A command line tool is provided, called tsh
. It provides its usage
guidelines:
$ tsh
Usage: tsh [OPTIONS] COMMAND [ARGS]...
Options:
--help Show this message and exit.
Commands:
check coherence checks of the db
get show a serie in its current state
history show a serie full history
info show global statistics of the repository
init-db initialize an new db.
log show revision history of entire repository or...
view visualize time series through the web
Info
provides an overview of the time series repository (number of
committed changes, number and series and their names).

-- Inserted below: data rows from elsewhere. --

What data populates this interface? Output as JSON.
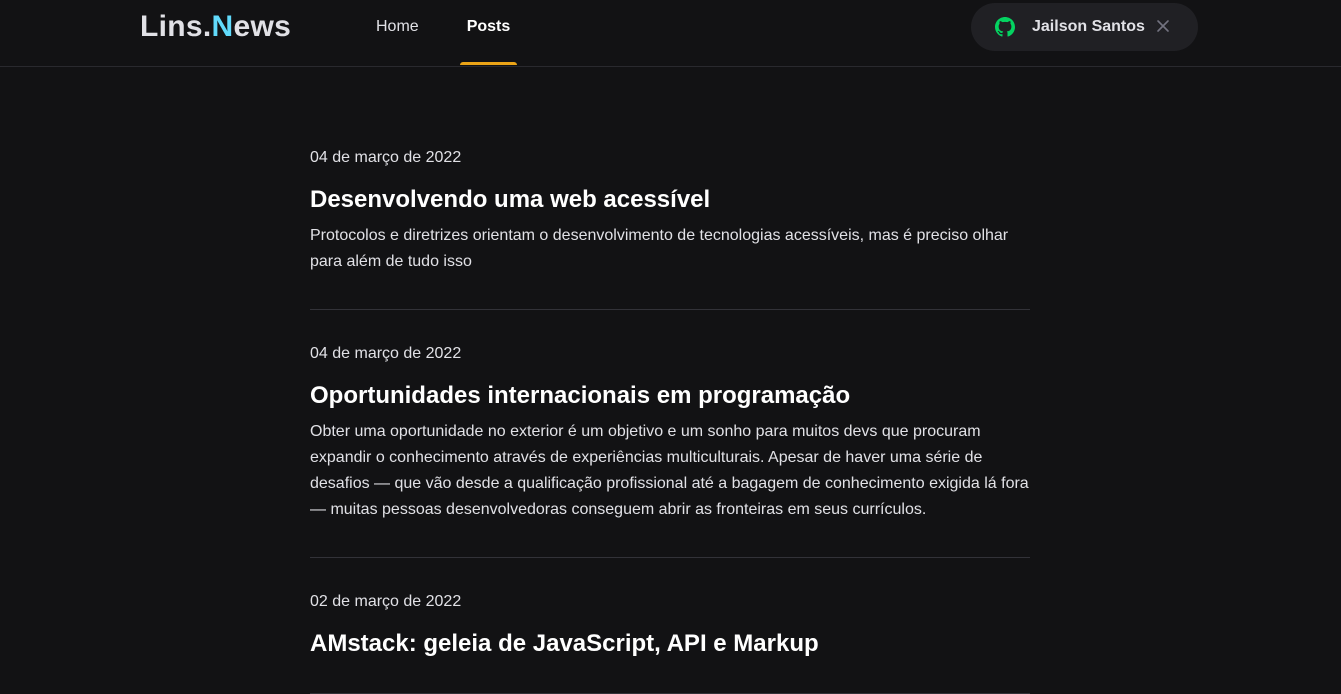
{
  "header": {
    "logo_part1": "Lins.",
    "logo_part2": "N",
    "logo_part3": "ews",
    "nav": [
      {
        "label": "Home",
        "active": false
      },
      {
        "label": "Posts",
        "active": true
      }
    ],
    "user": {
      "name": "Jailson Santos",
      "icon": "github-icon",
      "close_icon": "close-icon"
    }
  },
  "colors": {
    "background": "#121214",
    "accent_logo": "#61dafb",
    "active_underline": "#eba417",
    "github_icon": "#04d361"
  },
  "posts": [
    {
      "date": "04 de março de 2022",
      "title": "Desenvolvendo uma web acessível",
      "excerpt": "Protocolos e diretrizes orientam o desenvolvimento de tecnologias acessíveis, mas é preciso olhar para além de tudo isso"
    },
    {
      "date": "04 de março de 2022",
      "title": "Oportunidades internacionais em programação",
      "excerpt": "Obter uma oportunidade no exterior é um objetivo e um sonho para muitos devs que procuram expandir o conhecimento através de experiências multiculturais. Apesar de haver uma série de desafios — que vão desde a qualificação profissional até a bagagem de conhecimento exigida lá fora — muitas pessoas desenvolvedoras conseguem abrir as fronteiras em seus currículos."
    },
    {
      "date": "02 de março de 2022",
      "title": "AMstack: geleia de JavaScript, API e Markup",
      "excerpt": ""
    }
  ]
}
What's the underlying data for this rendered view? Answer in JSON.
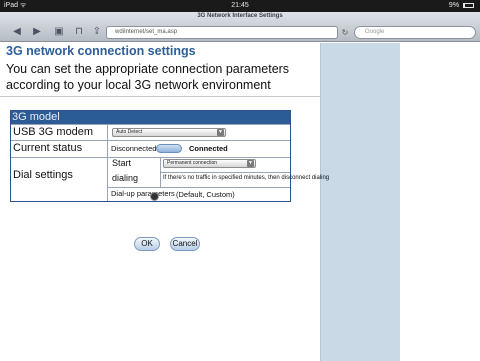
{
  "status_bar": {
    "device": "iPad ᯤ",
    "time": "21:45",
    "battery": "9%"
  },
  "browser": {
    "page_title": "3G Network Interface Settings",
    "url": "wdiInternet/set_ma.asp",
    "search_placeholder": "Google",
    "back_icon": "◀",
    "forward_icon": "▶",
    "pages_icon": "▣",
    "bookmarks_icon": "⊓",
    "share_icon": "⇪",
    "reload_icon": "↻"
  },
  "page": {
    "heading": "3G network connection settings",
    "description": "You can set the appropriate connection parameters according to your local 3G network environment"
  },
  "panel": {
    "title": "3G model",
    "usb_label": "USB 3G modem",
    "usb_select": "Auto Detect",
    "status_label": "Current status",
    "status_disconnected": "Disconnected",
    "status_connected": "Connected",
    "dial_label": "Dial settings",
    "start_dialing_label_1": "Start",
    "start_dialing_label_2": "dialing",
    "start_select": "Permanent connection",
    "idle_note": "If there's no traffic in specified minutes, then disconnect dialing",
    "dialup_params": "Dial-up parameters",
    "dialup_mode": "(Default, Custom)"
  },
  "buttons": {
    "ok": "OK",
    "cancel": "Cancel"
  }
}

$ tsh info postgres://babar:babarpassword@dataserver:5432/banana_studies
changeset count: 209
series count: 144
series names: banana_spot_price, banana_trades, banana_turnover
Log
provides the full history of editions to time series in the
repository.
$ tsh log postgres://babar:babar@dataserver:5432/banana_studies --limit 3
revision: 206
author: BABAR
date: 2017-06-06 15:32:51.502507
series: banana_spot_price
revision: 207
author: BABAR
date: 2017-06-06 15:32:51.676507
series: banana_trades
revision: 209
author: CELESTE
date: 2017-06-06 15:32:51.977507
series: banana_turnover
All options of all commands can be obtained by using the --help
switch:
$ tsh log --help
Usage: tsh log [OPTIONS] DB_URI
Options:
-l, --limit TEXT
--show-diff
-s, --serie TEXT
--from-rev TEXT
--to-rev TEXT
--help Show this message and exit.
It is possible to augment the tsh
command with new subcommands (or
augment, modify existing commands).
Any program doing so must define a new command and declare a setup
tools entry point named tshistory:subcommand
as in e.g.:
entry_points={'tshistory.subcommands': [
'view=tsview.command:view'
]}
For instance, the tsview python package provides such a
view
subcommand for generic time series visualisation.